On October 7, 2013, Studio B was relaunched as Shepard Smith Reporting with new graphics and a new state of the art studio called "The Fox News Deck" in Studio H.

== Bill Hemmer Reports ==
The program was temporarily rebranded Fox News Reporting on October 14, 2019, upon Shepard Smith's departure from Fox News.

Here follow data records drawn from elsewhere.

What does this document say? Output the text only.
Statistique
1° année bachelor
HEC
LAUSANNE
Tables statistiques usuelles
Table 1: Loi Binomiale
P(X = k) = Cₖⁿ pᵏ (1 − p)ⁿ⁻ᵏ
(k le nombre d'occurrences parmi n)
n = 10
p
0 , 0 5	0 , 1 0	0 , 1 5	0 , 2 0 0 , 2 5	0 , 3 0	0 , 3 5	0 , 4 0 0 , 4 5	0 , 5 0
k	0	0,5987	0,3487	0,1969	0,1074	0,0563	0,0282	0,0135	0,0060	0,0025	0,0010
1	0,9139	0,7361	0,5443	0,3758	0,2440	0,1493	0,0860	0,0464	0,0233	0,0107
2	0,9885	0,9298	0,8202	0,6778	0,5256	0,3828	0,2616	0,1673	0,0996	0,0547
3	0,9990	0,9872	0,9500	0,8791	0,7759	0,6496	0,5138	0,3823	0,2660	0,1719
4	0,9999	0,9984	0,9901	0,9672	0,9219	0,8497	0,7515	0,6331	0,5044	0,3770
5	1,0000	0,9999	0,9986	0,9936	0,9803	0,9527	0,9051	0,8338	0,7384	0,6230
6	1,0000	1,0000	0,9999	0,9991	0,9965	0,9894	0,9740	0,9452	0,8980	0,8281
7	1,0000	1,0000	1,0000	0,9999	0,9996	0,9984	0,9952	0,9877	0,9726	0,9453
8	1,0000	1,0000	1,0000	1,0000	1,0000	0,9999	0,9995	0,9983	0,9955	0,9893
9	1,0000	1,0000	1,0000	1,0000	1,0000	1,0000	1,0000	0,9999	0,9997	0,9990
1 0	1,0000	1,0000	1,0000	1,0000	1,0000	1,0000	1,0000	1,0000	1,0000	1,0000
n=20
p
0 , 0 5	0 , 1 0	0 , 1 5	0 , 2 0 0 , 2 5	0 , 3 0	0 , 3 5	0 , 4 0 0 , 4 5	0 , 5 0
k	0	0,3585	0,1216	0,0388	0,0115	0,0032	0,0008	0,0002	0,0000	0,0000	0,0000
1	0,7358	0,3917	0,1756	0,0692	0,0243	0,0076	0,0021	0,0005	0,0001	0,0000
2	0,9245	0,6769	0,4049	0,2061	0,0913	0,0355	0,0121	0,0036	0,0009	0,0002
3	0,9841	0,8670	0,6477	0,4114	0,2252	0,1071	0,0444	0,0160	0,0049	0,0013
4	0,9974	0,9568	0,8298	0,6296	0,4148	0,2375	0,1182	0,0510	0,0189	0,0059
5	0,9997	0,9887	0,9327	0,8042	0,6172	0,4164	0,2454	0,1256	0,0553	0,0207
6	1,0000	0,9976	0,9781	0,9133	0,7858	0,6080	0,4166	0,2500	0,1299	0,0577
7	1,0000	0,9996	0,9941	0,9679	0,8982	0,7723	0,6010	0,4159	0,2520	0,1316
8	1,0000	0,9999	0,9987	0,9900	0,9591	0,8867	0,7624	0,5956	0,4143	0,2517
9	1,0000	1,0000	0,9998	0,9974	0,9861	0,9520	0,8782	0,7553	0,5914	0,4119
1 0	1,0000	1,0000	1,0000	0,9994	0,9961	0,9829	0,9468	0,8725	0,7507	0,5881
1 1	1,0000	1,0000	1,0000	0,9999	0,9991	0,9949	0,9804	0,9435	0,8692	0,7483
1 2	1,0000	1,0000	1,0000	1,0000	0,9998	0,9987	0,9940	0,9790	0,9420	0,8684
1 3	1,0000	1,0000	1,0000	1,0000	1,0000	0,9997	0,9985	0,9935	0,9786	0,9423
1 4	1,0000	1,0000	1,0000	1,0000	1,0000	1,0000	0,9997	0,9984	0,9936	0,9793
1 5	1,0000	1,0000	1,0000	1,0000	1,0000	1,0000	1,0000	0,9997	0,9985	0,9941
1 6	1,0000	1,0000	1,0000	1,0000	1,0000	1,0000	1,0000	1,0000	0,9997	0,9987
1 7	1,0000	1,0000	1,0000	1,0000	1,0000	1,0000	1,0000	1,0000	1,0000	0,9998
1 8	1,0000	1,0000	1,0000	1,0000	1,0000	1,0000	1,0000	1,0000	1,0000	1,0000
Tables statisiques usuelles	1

On January 20, 2020, Bill Hemmer, who was previously co-anchor of America's Newsroom, took over as the new anchor of this program, which accordingly changed its final title to Bill Hemmer Reports. The show ended on January 15, 2021, after Fox News announced a new programming lineup. The Story with Martha MacCallum took over the time slot.

== Controversy ==
On September 28, 2012, Studio B inadvertently broadcast the suicide by gunshot of 33-year-old JoDon F. Romero, who carjacked a vehicle in Phoenix, resulting in an 80 mi police pursuit that ended near Salome, Arizona. Shepard Smith implored his technical staff to cut off the helicopter feed from Fox-owned station KSAZ-TV after the suicide made it to air during live coverage. Following an abrupt commercial break, Smith issued an on-air apology for a broadcast delay failure made by the channel's master control operators. In a statement, Fox News Channel executive vice president of news editorial Michael Clemente, acknowledged the error in broadcasting the suspect's suicide: “We took every precaution to avoid any such live incident by putting the helicopter pictures on a five second delay. Unfortunately, this mistake was the result of a severe human error and we apologize for what viewers ultimately saw on the screen.” Fox News was sued for unspecified damages by Romero's wife due to this incident. She claimed that her children had seen the video of Romero's suicide and subsequently became traumatized. In February 2014, the lawsuit was dismissed by Judge John Rea, who ruled the coverage was protected by the First Amendment and the plaintiffs were unable to "satisfy the essential elements of claiming intentional infliction of emotional distress." In August 2015, the verdict was upheld in an Arizona appeals court.

== Location ==
Shepard Smith Reporting was broadcast from Studio D (The Fox News Deck) at 1211 Avenue of the Americas (also known as the News Corp. Building) in New York City. Bill Hemmer Reports also broadcast from the Fox News Deck studios.